Marshall told Denver7 last week his agent let him know the Broncos are prepared to move on without him. The Broncos have no intention of paying him $6.5 million this season. Domata Peko is a free agent, and not currently in Denver's plans. This was always the blueprint. If Peko remains available after the first few waves of free agency, the Broncos might consider bringing him back. I have never covered an athlete with a better attitude and energy. However, Peko is 34 and entering his 14th season. Denver will look to go younger in the draft or possibly with a free agent like Jonathan Hankins, per Benjamin Allbright.

Who is the free agent the Broncos could sign first?
Among their own free agents, lineman Billy Turner makes the most sense given the dollars involved. He's versatile, showing the ability to play tackle or guard. With Jared Veldheer's future uncertain — the Broncos could wait him out to see where his market settles — Turner provides depth. The Broncos have talked with his reps recently. I spoke at length with linebacker Shaquil Barrett last week, and he has talked with the Broncos about meeting new linebackers coach Brandon Staley. He told me he would like to stay, but he wants to start, "and I don't know how that would happen here" with Von Miller and Bradley Chubb entrenched.

Would it make sense to give Chris Harris Jr. an extension?
Cornerback Chris Harris Jr. sets the tone with his play. He is a coach on the field. As the Broncos shift to a no-nonsense approach under Fangio, Harris makes sense to lock up longterm. Before that happens, they need to figure out who is going to flank him. Harris has reached a point in his career where winning is paramount. If I am him, I wait to see how the offseason unfolds before determining how he fits going forward and the money that would take to extend him. He projects as a future Ring of Famer, so seeing him end his career in Denver would be fitting.

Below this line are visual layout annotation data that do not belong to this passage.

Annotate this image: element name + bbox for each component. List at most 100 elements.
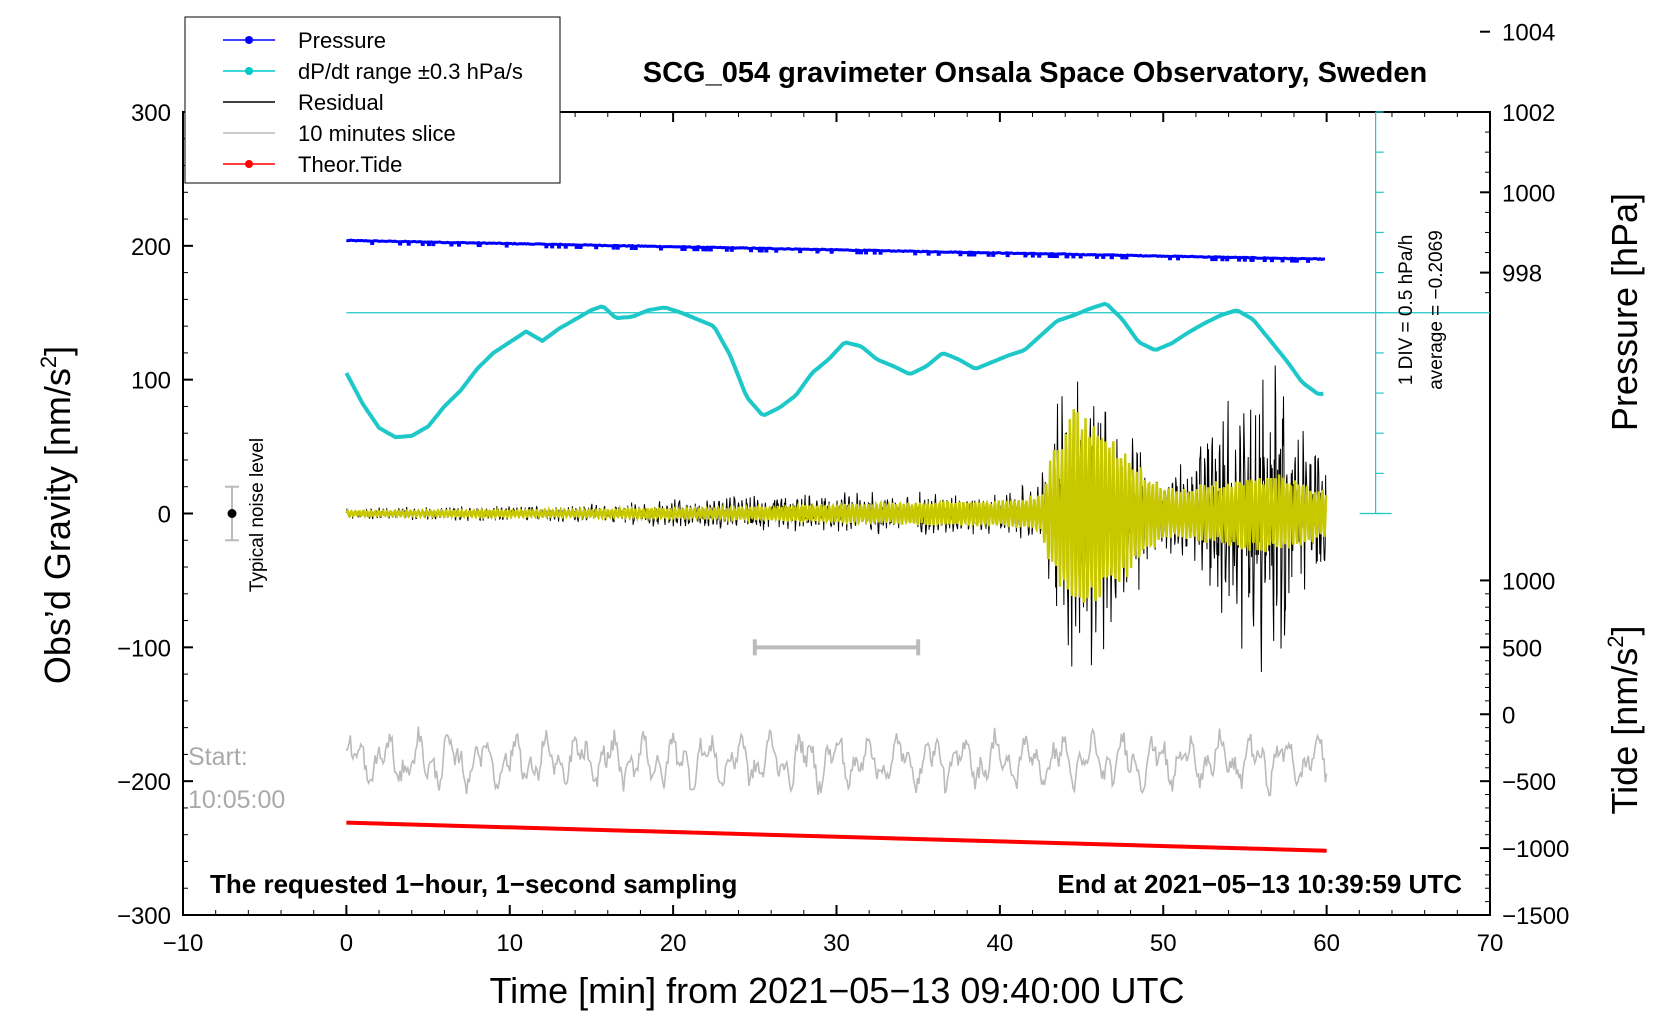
pressure-point: [1213, 257, 1218, 262]
pressure-point: [757, 248, 762, 253]
y-tick-label: 0: [158, 502, 171, 529]
pressure-point: [986, 252, 991, 257]
pressure-point: [1294, 258, 1299, 263]
pressure-point: [774, 248, 779, 253]
tide-tick-label: 1000: [1502, 568, 1555, 595]
pressure-point: [1023, 253, 1028, 258]
pressure-point: [449, 242, 454, 247]
pressure-point: [1237, 257, 1242, 262]
chart-title: SCG_054 gravimeter Onsala Space Observat…: [643, 57, 1427, 89]
x-tick-label: 40: [987, 930, 1014, 957]
y-tick-label: 200: [131, 234, 171, 261]
pressure-point: [1120, 255, 1125, 260]
pressure-point: [615, 245, 620, 250]
scale-bar-average-text: average = −0.2069: [1426, 230, 1447, 390]
pressure-point: [798, 249, 803, 254]
legend: Pressure dP/dt range ±0.3 hPa/s Residual 10…: [184, 16, 561, 184]
pressure-point: [972, 252, 977, 257]
pressure-point: [1047, 253, 1052, 258]
legend-label: 10 minutes slice: [298, 121, 456, 146]
y-tick-label: 100: [131, 368, 171, 395]
y-axis-label-left-close: ]: [37, 346, 78, 356]
pressure-point: [1005, 253, 1010, 258]
pressure-point: [680, 246, 685, 251]
pressure-point: [1054, 254, 1059, 259]
y-axis-label-left-main: Obs’d Gravity [nm/s: [37, 368, 78, 684]
pressure-tick-label: 1000: [1502, 180, 1555, 207]
pressure-point: [563, 244, 568, 249]
y-axis-label-tide: Tide [nm/s2]: [1603, 626, 1645, 815]
pressure-point: [420, 241, 425, 246]
y-axis-label-tide-sup: 2: [1603, 636, 1628, 648]
legend-marker: [245, 67, 253, 75]
y-tick-label: −100: [117, 635, 171, 662]
pressure-point: [815, 249, 820, 254]
pressure-point: [1176, 256, 1181, 261]
pressure-point: [611, 245, 616, 250]
x-tick-label: 20: [660, 930, 687, 957]
legend-label: Pressure: [298, 28, 386, 53]
pressure-point: [872, 250, 877, 255]
pressure-point: [578, 244, 583, 249]
pressure-point: [633, 246, 638, 251]
legend-marker: [245, 160, 253, 168]
pressure-point: [1037, 253, 1042, 258]
pressure-point: [544, 244, 549, 249]
pressure-point: [913, 251, 918, 256]
noise-bar-center: [227, 509, 237, 518]
pressure-point: [991, 252, 996, 257]
pressure-point: [398, 241, 403, 246]
pressure-point: [406, 241, 411, 246]
ten-minute-slice-series: [345, 726, 1328, 797]
pressure-tick-label: 1002: [1502, 100, 1555, 127]
pressure-point: [704, 247, 709, 252]
legend-label: Theor.Tide: [298, 152, 402, 177]
x-tick-label: 0: [340, 930, 353, 957]
pressure-point: [855, 250, 860, 255]
pressure-point: [550, 244, 555, 249]
x-tick-label: −10: [163, 930, 204, 957]
y-tick-label: 300: [131, 100, 171, 127]
legend-items: Pressure dP/dt range ±0.3 hPa/s Residual 10…: [223, 28, 523, 177]
tide-tick-label: −1500: [1502, 903, 1569, 930]
x-axis-label: Time [min] from 2021−05−13 09:40:00 UTC: [489, 970, 1184, 1011]
tide-series: [346, 820, 1327, 853]
pressure-point: [1071, 254, 1076, 259]
y-axis-label-tide-close: ]: [1604, 626, 1645, 636]
y-tick-label: −300: [117, 903, 171, 930]
slice-start-time: 10:05:00: [188, 786, 285, 814]
pressure-point: [426, 242, 431, 247]
pressure-point: [695, 247, 700, 252]
pressure-point: [1262, 258, 1267, 263]
noise-level-label: Typical noise level: [247, 438, 268, 592]
pressure-point: [557, 244, 562, 249]
pressure-point: [1030, 253, 1035, 258]
pressure-point: [1306, 258, 1311, 263]
pressure-point: [574, 244, 579, 249]
pressure-point: [724, 247, 729, 252]
pressure-point: [829, 249, 834, 254]
pressure-point: [1101, 254, 1106, 259]
x-tick-label: 60: [1313, 930, 1340, 957]
tide-tick-label: −500: [1502, 769, 1556, 796]
x-tick-label: 70: [1477, 930, 1504, 957]
pressure-point: [1269, 258, 1274, 263]
pressure-point: [1078, 254, 1083, 259]
pressure-point: [729, 247, 734, 252]
y-axis-label-left: Obs’d Gravity [nm/s2]: [36, 346, 78, 684]
pressure-point: [1249, 257, 1254, 262]
pressure-point: [1094, 254, 1099, 259]
pressure-point: [504, 243, 509, 248]
x-tick-label: 30: [823, 930, 850, 957]
pressure-point: [1051, 254, 1056, 259]
pressure-point: [476, 243, 481, 248]
annotation-sampling: The requested 1−hour, 1−second sampling: [210, 869, 737, 899]
tide-tick-label: 0: [1502, 702, 1515, 729]
pressure-point: [1291, 258, 1296, 263]
x-tick-label: 10: [496, 930, 523, 957]
legend-marker: [245, 36, 253, 44]
y-axis-label-left-sup: 2: [36, 356, 61, 368]
tide-tick-label: −1000: [1502, 836, 1569, 863]
pressure-point: [1280, 258, 1285, 263]
pressure-point: [1065, 254, 1070, 259]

What are the draft needs to eye at Combine?
The Broncos pending acquisition of Flacco makes it unlikely they draft a quarterback 10th overall. They would have to fall in love with one of the prospects, and that hasn't happened or Flacco would not be headed this way. The Broncos' holes are obvious: They need a cornerback with Bradley Roby not expected back. There are multiple players in the conversation at the 10th pick overall, among them Washington's Byron Murphy, Georgia's DeAndre Baker and LSU's Greedy Williams. They could land an inside linebacker like LSU's Devin White, who is effective in the run and pass game. Or trade back and pursue multiple needs, perhaps a right tackle, with an extra pick.